The story follows 27-year-old Tokyo office worker Mire Yoshizuki who just returned to Japan, 22-year-old fourth-year college student Sora Nagase who aspires to be a teacher, and 20-year-old boyish, part-time Hiroshima okonomiyaki shop worker and freelancer Reika Kawatani. What draws together these three women from completely different walks of life are Magic Spheres. A "New Magical Story" begins when they are mysteriously brought together by chance and embark on a journey.

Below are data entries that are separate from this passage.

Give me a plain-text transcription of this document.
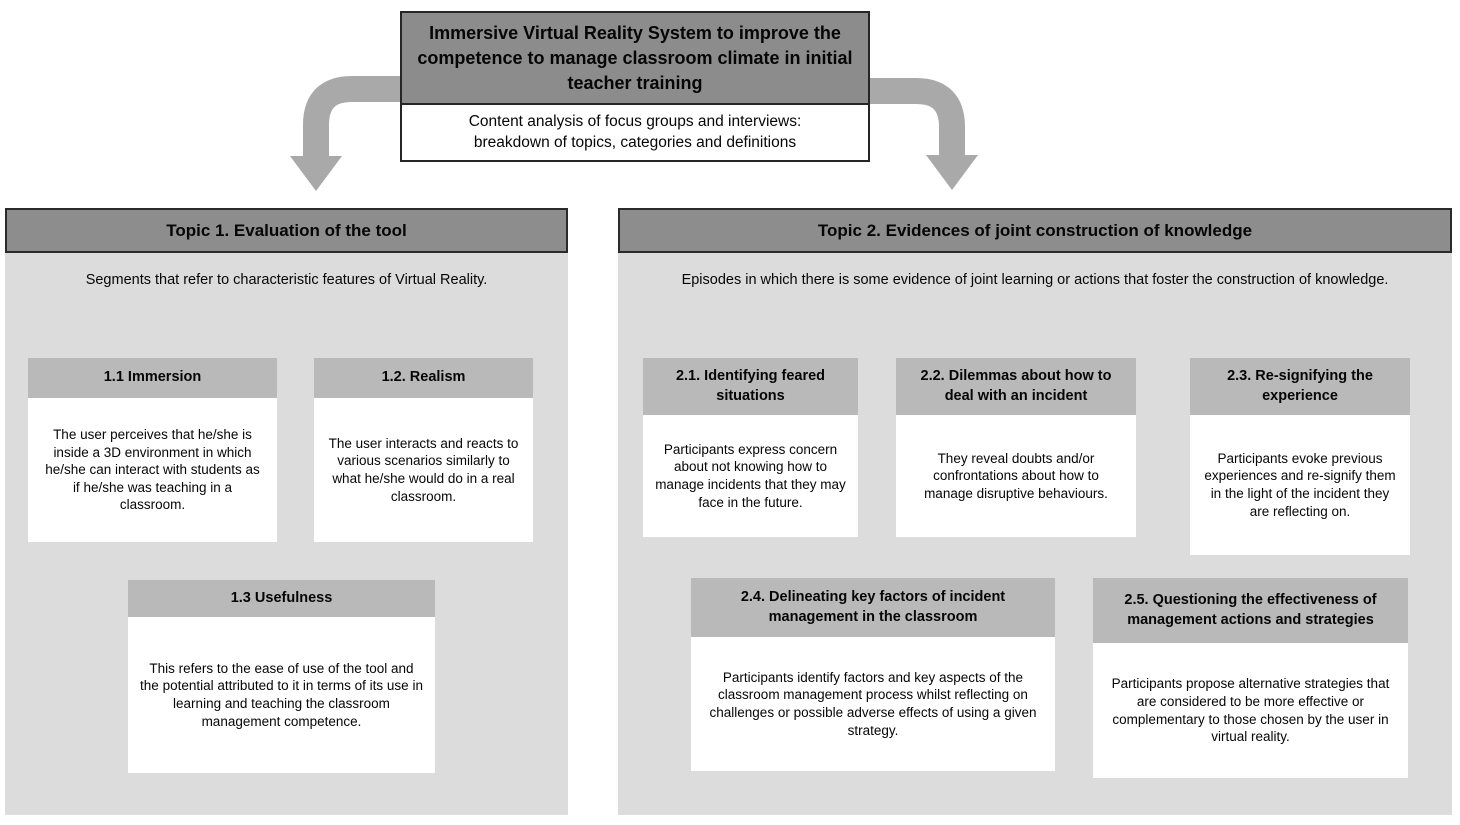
Immersive Virtual Reality System to improve the competence to manage classroom climate in initial teacher training
Content analysis of focus groups and interviews: breakdown of topics, categories and definitions
Topic 1. Evaluation of the tool

Segments that refer to characteristic features of Virtual Reality.

1.1 Immersion

The user perceives that he/she is inside a 3D environment in which he/she can interact with students as if he/she was teaching in a classroom.

1.2. Realism

The user interacts and reacts to various scenarios similarly to what he/she would do in a real classroom.

1.3 Usefulness

This refers to the ease of use of the tool and the potential attributed to it in terms of its use in learning and teaching the classroom management competence.

Topic 2. Evidences of joint construction of knowledge

Episodes in which there is some evidence of joint learning or actions that foster the construction of knowledge.

2.1. Identifying feared situations

Participants express concern about not knowing how to manage incidents that they may face in the future.

2.2. Dilemmas about how to deal with an incident

They reveal doubts and/or confrontations about how to manage disruptive behaviours.

2.3. Re-signifying the experience

Participants evoke previous experiences and re-signify them in the light of the incident they are reflecting on.

2.4. Delineating key factors of incident management in the classroom

Participants identify factors and key aspects of the classroom management process whilst reflecting on challenges or possible adverse effects of using a given strategy.

2.5. Questioning the effectiveness of management actions and strategies

Participants propose alternative strategies that are considered to be more effective or complementary to those chosen by the user in virtual reality.
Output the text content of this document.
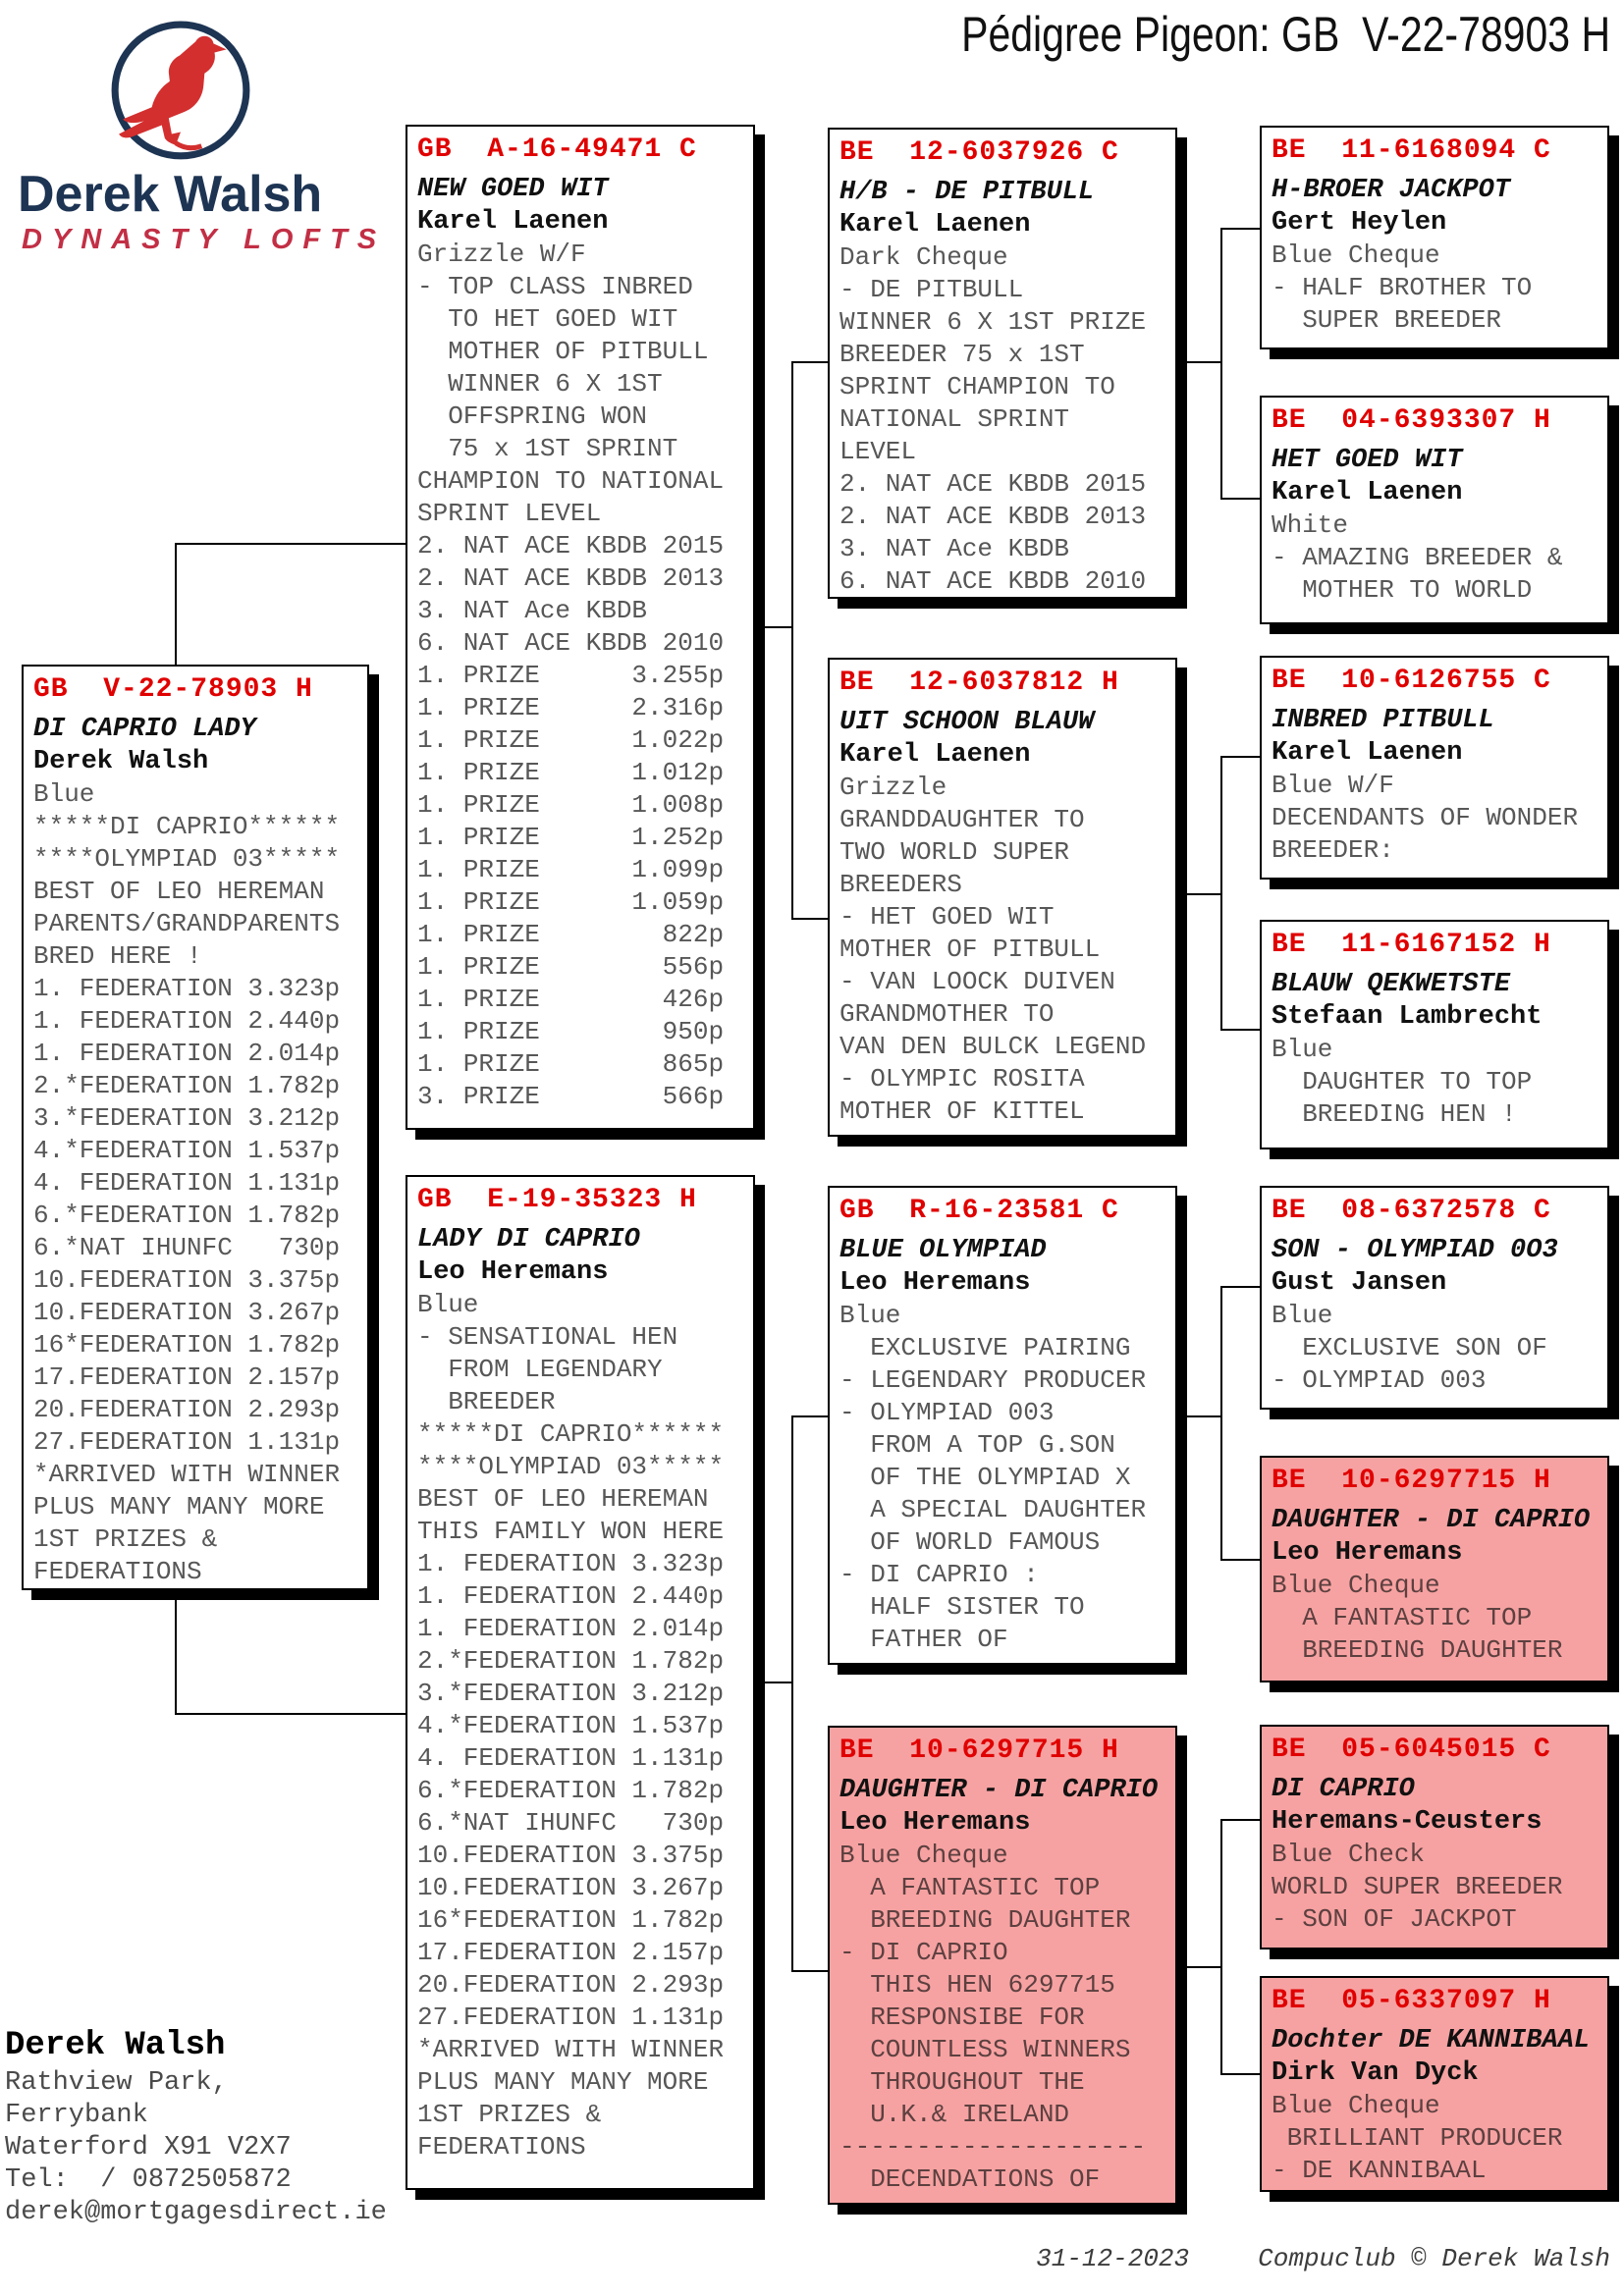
Derek Walsh
DYNASTY LOFTS
Pédigree Pigeon: GB  V-22-78903 H
GB  V-22-78903 H
DI CAPRIO LADY
Derek Walsh
Blue
*****DI CAPRIO******
****OLYMPIAD 03*****
BEST OF LEO HEREMAN
PARENTS/GRANDPARENTS
BRED HERE !
1. FEDERATION 3.323p
1. FEDERATION 2.440p
1. FEDERATION 2.014p
2.*FEDERATION 1.782p
3.*FEDERATION 3.212p
4.*FEDERATION 1.537p
4. FEDERATION 1.131p
6.*FEDERATION 1.782p
6.*NAT IHUNFC   730p
10.FEDERATION 3.375p
10.FEDERATION 3.267p
16*FEDERATION 1.782p
17.FEDERATION 2.157p
20.FEDERATION 2.293p
27.FEDERATION 1.131p
*ARRIVED WITH WINNER
PLUS MANY MANY MORE
1ST PRIZES &
FEDERATIONS
GB  A-16-49471 C
NEW GOED WIT
Karel Laenen
Grizzle W/F
- TOP CLASS INBRED
TO HET GOED WIT
MOTHER OF PITBULL
WINNER 6 X 1ST
OFFSPRING WON
75 x 1ST SPRINT
CHAMPION TO NATIONAL
SPRINT LEVEL
2. NAT ACE KBDB 2015
2. NAT ACE KBDB 2013
3. NAT Ace KBDB
6. NAT ACE KBDB 2010
1. PRIZE      3.255p
1. PRIZE      2.316p
1. PRIZE      1.022p
1. PRIZE      1.012p
1. PRIZE      1.008p
1. PRIZE      1.252p
1. PRIZE      1.099p
1. PRIZE      1.059p
1. PRIZE        822p
1. PRIZE        556p
1. PRIZE        426p
1. PRIZE        950p
1. PRIZE        865p
3. PRIZE        566p
GB  E-19-35323 H
LADY DI CAPRIO
Leo Heremans
Blue
- SENSATIONAL HEN
FROM LEGENDARY
BREEDER
*****DI CAPRIO******
****OLYMPIAD 03*****
BEST OF LEO HEREMAN
THIS FAMILY WON HERE
1. FEDERATION 3.323p
1. FEDERATION 2.440p
1. FEDERATION 2.014p
2.*FEDERATION 1.782p
3.*FEDERATION 3.212p
4.*FEDERATION 1.537p
4. FEDERATION 1.131p
6.*FEDERATION 1.782p
6.*NAT IHUNFC   730p
10.FEDERATION 3.375p
10.FEDERATION 3.267p
16*FEDERATION 1.782p
17.FEDERATION 2.157p
20.FEDERATION 2.293p
27.FEDERATION 1.131p
*ARRIVED WITH WINNER
PLUS MANY MANY MORE
1ST PRIZES &
FEDERATIONS
BE  12-6037926 C
H/B - DE PITBULL
Karel Laenen
Dark Cheque
- DE PITBULL
WINNER 6 X 1ST PRIZE
BREEDER 75 x 1ST
SPRINT CHAMPION TO
NATIONAL SPRINT
LEVEL
2. NAT ACE KBDB 2015
2. NAT ACE KBDB 2013
3. NAT Ace KBDB
6. NAT ACE KBDB 2010
BE  12-6037812 H
UIT SCHOON BLAUW
Karel Laenen
Grizzle
GRANDDAUGHTER TO
TWO WORLD SUPER
BREEDERS
- HET GOED WIT
MOTHER OF PITBULL
- VAN LOOCK DUIVEN
GRANDMOTHER TO
VAN DEN BULCK LEGEND
- OLYMPIC ROSITA
MOTHER OF KITTEL
GB  R-16-23581 C
BLUE OLYMPIAD
Leo Heremans
Blue
EXCLUSIVE PAIRING
- LEGENDARY PRODUCER
- OLYMPIAD 003
FROM A TOP G.SON
OF THE OLYMPIAD X
A SPECIAL DAUGHTER
OF WORLD FAMOUS
- DI CAPRIO :
HALF SISTER TO
FATHER OF
BE  10-6297715 H
DAUGHTER - DI CAPRIO
Leo Heremans
Blue Cheque
A FANTASTIC TOP
BREEDING DAUGHTER
- DI CAPRIO
THIS HEN 6297715
RESPONSIBE FOR
COUNTLESS WINNERS
THROUGHOUT THE
U.K.& IRELAND
--------------------
DECENDATIONS OF
BE  11-6168094 C
H-BROER JACKPOT
Gert Heylen
Blue Cheque
- HALF BROTHER TO
SUPER BREEDER
BE  04-6393307 H
HET GOED WIT
Karel Laenen
White
- AMAZING BREEDER &
MOTHER TO WORLD
BE  10-6126755 C
INBRED PITBULL
Karel Laenen
Blue W/F
DECENDANTS OF WONDER
BREEDER:
BE  11-6167152 H
BLAUW QEKWETSTE
Stefaan Lambrecht
Blue
DAUGHTER TO TOP
BREEDING HEN !
BE  08-6372578 C
SON - OLYMPIAD 0O3
Gust Jansen
Blue
EXCLUSIVE SON OF
- OLYMPIAD 003
BE  10-6297715 H
DAUGHTER - DI CAPRIO
Leo Heremans
Blue Cheque
A FANTASTIC TOP
BREEDING DAUGHTER
BE  05-6045015 C
DI CAPRIO
Heremans-Ceusters
Blue Check
WORLD SUPER BREEDER
- SON OF JACKPOT
BE  05-6337097 H
Dochter DE KANNIBAAL
Dirk Van Dyck
Blue Cheque
BRILLIANT PRODUCER
- DE KANNIBAAL
Derek Walsh
Rathview Park,
Ferrybank
Waterford X91 V2X7
Tel:  / 0872505872
derek@mortgagesdirect.ie
31-12-2023	Compuclub © Derek Walsh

Junichi Sato (Sailor Moon, Aria, Princess Tutu), the director of the original Ojamajo Doremi anime, directed the new film alongside Yū Kamatani (Precure franchise episode director) at Toei Animation. Midori Kuriyama (episode scriptwriter for Lovely Complex, Heartcatch Precure!) and Yoshihiko Umakoshi (Boys Over Flowers, Mushi-Shi) also returned from Ojamajo Doremi as scriptwriter and character designer, respectively, and Umakoshi is credited as chief animation director. Shōko Nakamura (Doukyusei -Classmates-) is credited as animation director for the film, and Hiromi Seki served as producer.
The first Ojamajo Doremi anime series premiered in Japan in 1999, and 4Kids began broadcasting a heavily edited version of the series in the United States in 2005 under the title Magical DoReMi.